Despite the recent base rate reduction, mortgage rates have shown little movement while product availability has seen a notable increase, according to Octane Capital’s latest findings.
- Octane Capital reports a 2.7% rise in mortgage product offerings for remortgagers and a 2.3% increase for home movers.
- First-time buyers and buy-to-let investors experience minimal rate changes despite improved product access.
- Average mortgage rates show a slight decline post the Bank of England’s rate cut in August 2024.
- Industry experts remain hopeful of eventual rate reductions in response to improved market conditions.
In a significant development within the UK mortgage market, Octane Capital highlights that while mortgage product availability has improved considerably, the rates themselves have yet to reflect substantial reductions. Since the Bank of England’s base rate cut by 0.25% to 5% in August 2024, there has been an observable uptick in product offerings across all buyer segments. Specifically, remortgagers witnessed the largest increase in available products at 2.7%, followed by home movers at 2.3%.
First-time buyers and buy-to-let investors have not seen much movement in mortgage rates, suggesting that the recent base rate reduction has not translated into more affordable borrowing costs. The average rate for remortgagers fell marginally by 0.18% to 3.81%, and home movers saw a decrease of merely 0.06%. In contrast, the rates for first-time buyers and buy-to-let investors have remained largely stable.
Further analysis by Octane Capital reveals promising signs for the future, despite the current lack of significant change in mortgage rates. Following the decision to maintain rates at 5.25% from August 2023, there has been a substantial increase in available products across various segments: remortgagers (+17.9%), home movers (+6.4%), first-time buyers (+26.1%), and buy-to-let investors (+32.4%).
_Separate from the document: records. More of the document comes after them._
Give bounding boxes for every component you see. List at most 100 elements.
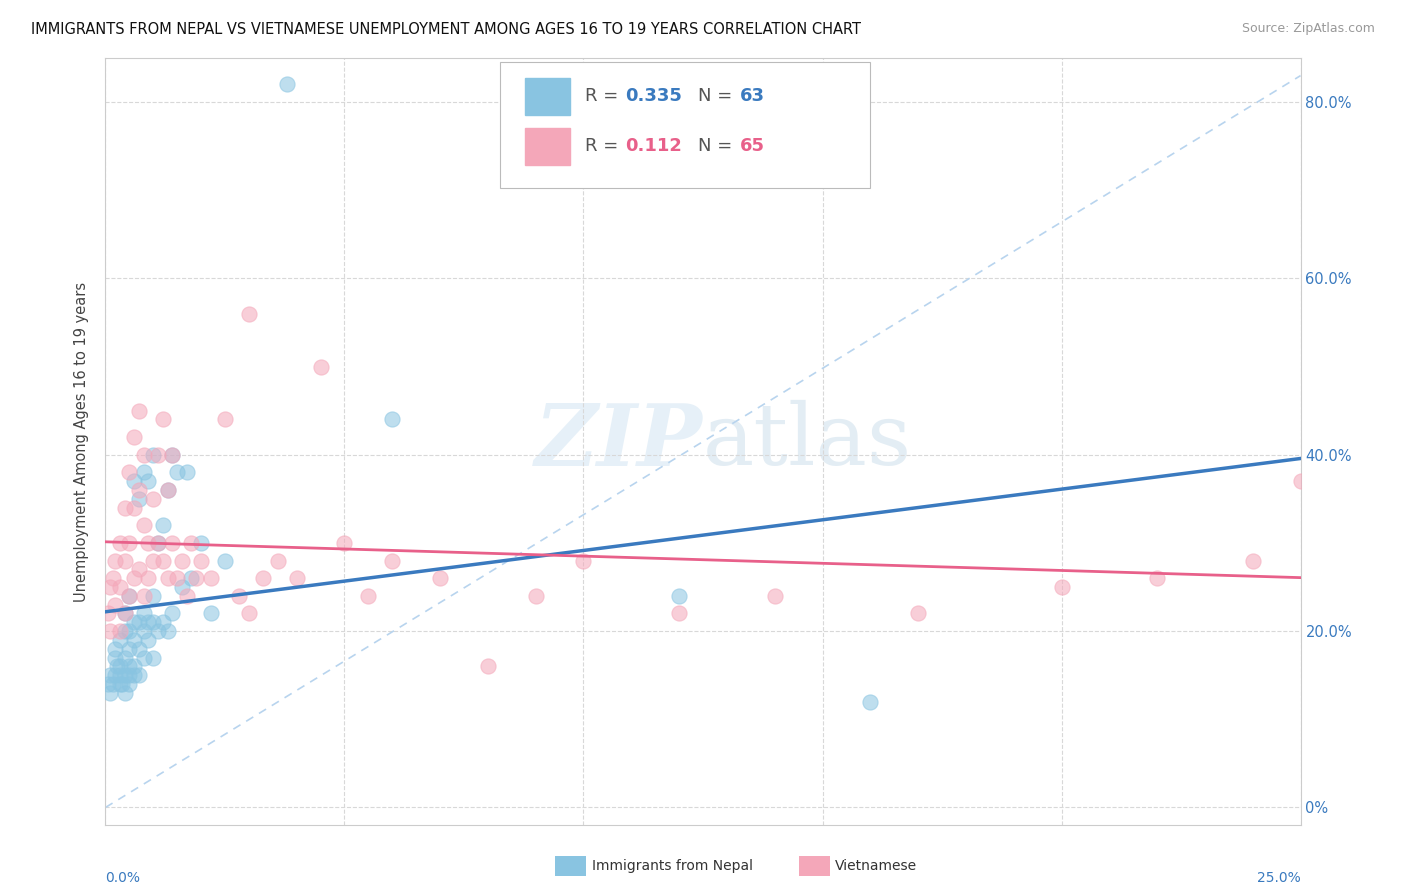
Point	[104, 641, 127, 656]
Point	[668, 607, 690, 621]
Point	[152, 518, 174, 533]
Point	[176, 589, 198, 603]
Point	[176, 466, 198, 480]
Point	[98, 686, 121, 700]
Point	[180, 571, 202, 585]
Point	[104, 553, 127, 567]
Point	[266, 553, 288, 567]
Point	[114, 607, 136, 621]
Point	[114, 668, 136, 682]
Point	[152, 615, 174, 630]
Point	[111, 677, 134, 691]
Point	[162, 607, 184, 621]
Point	[200, 607, 222, 621]
Point	[180, 536, 202, 550]
Point	[1241, 553, 1264, 567]
Point	[152, 412, 174, 426]
Point	[108, 624, 131, 639]
Point	[524, 589, 547, 603]
Point	[118, 589, 141, 603]
Point	[101, 677, 124, 691]
Point	[97, 677, 120, 691]
Point	[114, 624, 136, 639]
Point	[128, 403, 150, 417]
Point	[118, 536, 141, 550]
Point	[98, 668, 121, 682]
Text: R =: R =	[585, 87, 624, 105]
Point	[190, 536, 212, 550]
Bar	[524, 78, 571, 115]
Text: 65: 65	[740, 137, 765, 155]
Point	[122, 659, 145, 673]
Point	[132, 466, 155, 480]
Point	[142, 553, 165, 567]
Point	[477, 659, 499, 673]
Point	[162, 536, 184, 550]
Point	[156, 571, 179, 585]
Point	[132, 624, 155, 639]
Point	[128, 668, 150, 682]
Point	[142, 491, 165, 506]
Point	[97, 607, 120, 621]
Point	[118, 668, 141, 682]
Point	[138, 632, 160, 647]
Point	[114, 553, 136, 567]
Point	[146, 448, 169, 462]
Point	[162, 448, 184, 462]
Point	[763, 589, 786, 603]
Point	[104, 668, 127, 682]
Point	[142, 650, 165, 665]
Point	[98, 580, 121, 594]
Text: Immigrants from Nepal: Immigrants from Nepal	[592, 859, 754, 873]
Text: 0.112: 0.112	[626, 137, 682, 155]
Point	[108, 580, 131, 594]
Point	[118, 659, 141, 673]
Point	[285, 571, 308, 585]
Point	[114, 686, 136, 700]
Point	[108, 632, 131, 647]
Point	[128, 641, 150, 656]
Point	[122, 632, 145, 647]
Point	[104, 650, 127, 665]
Point	[190, 553, 212, 567]
Point	[138, 571, 160, 585]
FancyBboxPatch shape	[501, 62, 870, 188]
Point	[101, 571, 124, 585]
Point	[146, 536, 169, 550]
Point	[668, 589, 690, 603]
Point	[152, 553, 174, 567]
Text: 63: 63	[740, 87, 765, 105]
Point	[132, 589, 155, 603]
Point	[98, 624, 121, 639]
Point	[156, 483, 179, 497]
Point	[122, 430, 145, 444]
Point	[333, 536, 356, 550]
Point	[107, 659, 129, 673]
Point	[122, 500, 145, 515]
Point	[228, 589, 250, 603]
Point	[138, 536, 160, 550]
Point	[381, 412, 404, 426]
Text: Vietnamese: Vietnamese	[835, 859, 917, 873]
Text: 25.0%: 25.0%	[1257, 871, 1301, 885]
Text: atlas: atlas	[703, 400, 912, 483]
Point	[108, 536, 131, 550]
Point	[114, 607, 136, 621]
Point	[572, 553, 595, 567]
Text: 0.335: 0.335	[626, 87, 682, 105]
Point	[122, 571, 145, 585]
Point	[128, 615, 150, 630]
Text: N =: N =	[699, 137, 738, 155]
Point	[118, 589, 141, 603]
Point	[122, 668, 145, 682]
Point	[166, 571, 188, 585]
Point	[381, 553, 404, 567]
Point	[128, 491, 150, 506]
Point	[142, 615, 165, 630]
Point	[238, 307, 260, 321]
Point	[214, 553, 236, 567]
Point	[108, 677, 131, 691]
Text: R =: R =	[585, 137, 630, 155]
Point	[132, 448, 155, 462]
Point	[238, 607, 260, 621]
Meanwhile, the average mortgage rate for buy-to-let investors dropped by 1.76%, and for home movers and remortgagers, the rates decreased by 1.13% and 1.10%, respectively. First-time buyers saw a somewhat modest drop of 0.93%.
Jonathan Samuels, CEO of Octane Capital, affirms the positive impact of recent base rate adjustments on homebuyer sentiment, noting an increase in buyer activity aimed at capitalising on improving market conditions. He acknowledges the industry’s positive response since the August rate cut, stating “we’ve seen a boost in the level of mortgage products on offer to buyers across all market segments.” This optimism is tempered by his admission that a notable reduction in rates is still awaited, but he suggests that such changes are imminent.
Market conditions are poised for improvement, yet significant mortgage rate reductions remain anticipated.